Thanks for clearing that out for me Francesco. So, if I were interested in finding out the absolute number of aligned reads where should I look? Is counting the number of reads in the SAM file accurate? if not where?
Best regards!

Yes, by looking in the SAM file you will get all the reads that have been mapped against a marker.

All clear now! Thanks a lot Francesco.

Hi Franscesco,
I have another question regarding the unknowns.
I am applying metaphlan on fastQ files derived from isolates (so not from microbiomes). But the result is still a high % of unknown (about 20% for a M. abscessus sample) and 60% for a Haemophilus species. As both genus/species are present in the database, I would suspect that %unknown would be 0? Because obviously a lot of reads will not map, as you are using only about 80 genes per species and that could actually explain partly why percentage unknown is so big but then I read that this unknown is not the percentage of total reads…

Dear @fbeghini
I have a quick follow-up question to this. Since the UNKNOWN value estimates the total relative abundance of unknown species, I should definitely keep that estimation in my profiles, right? My samples vary between 20-80% unknown not including unknown feels like introducing a bias. But if my understanding is correct, why does mpa not include unknown as per default?
Please, let me know if I misunderstood anything!
Thanks a lot!
/Stef

@fbeghini could you please comment on this? Or anyone else?
I appreciate it :slight_smile:

Hi and sorry for the late reply.
Can you check with the latest version of MetaPhlAn? We have refined the unknown estimation as we were seeing the same behaviour you encountered.

Hi Stef,
We choose not to include by default the unknown estimation and add a flag to enable it only if more expert users wants to use the estimated value

May I ask how you refined the estimation? I also wonder whether you have human/mammalian markers in your db. I wonder how efficient my host removal step prior to mpa is and if it isn’t, would the remaining human reads end up as unknown or human/mammalian?
/Stef

About the estimation refinement, I’ll let @aitor.blancomiguez answer your question.
We do not have any mammalian nor human markers in the database as it is built to target microbial organisms, but the remaining reads could be included in the unknown relative abundance.
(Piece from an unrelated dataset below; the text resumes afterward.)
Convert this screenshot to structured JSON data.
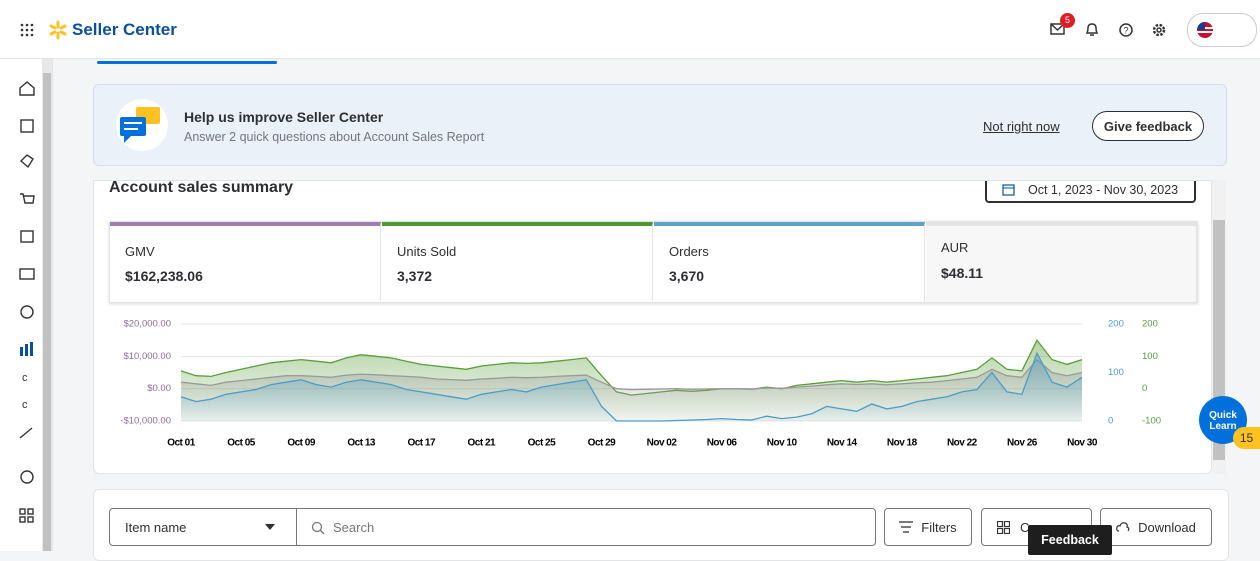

Hi @Stef . We indeed made some improvements in the UNKNOWN estimation, but tecnically related to the normalization inside the metaphlan code. This fraction represents the proportion of unclassified reads that we cannot assign to any microbial organisms present in the metaphlan database, so any other DNA present in your sample, e.g. unknown microbial species, host DNA, food-related DNA, etc… will be included within that fraction.

Ok, thank you! So when you have a cohort and want to compare e.g. ctrls and cases, would you recommend including UNKNOWN (as they can be microbial) or exclude them (as they can come from food)? Most human reads are removed before we run mpa.
So how do you guys usually deal with UNKNOWN?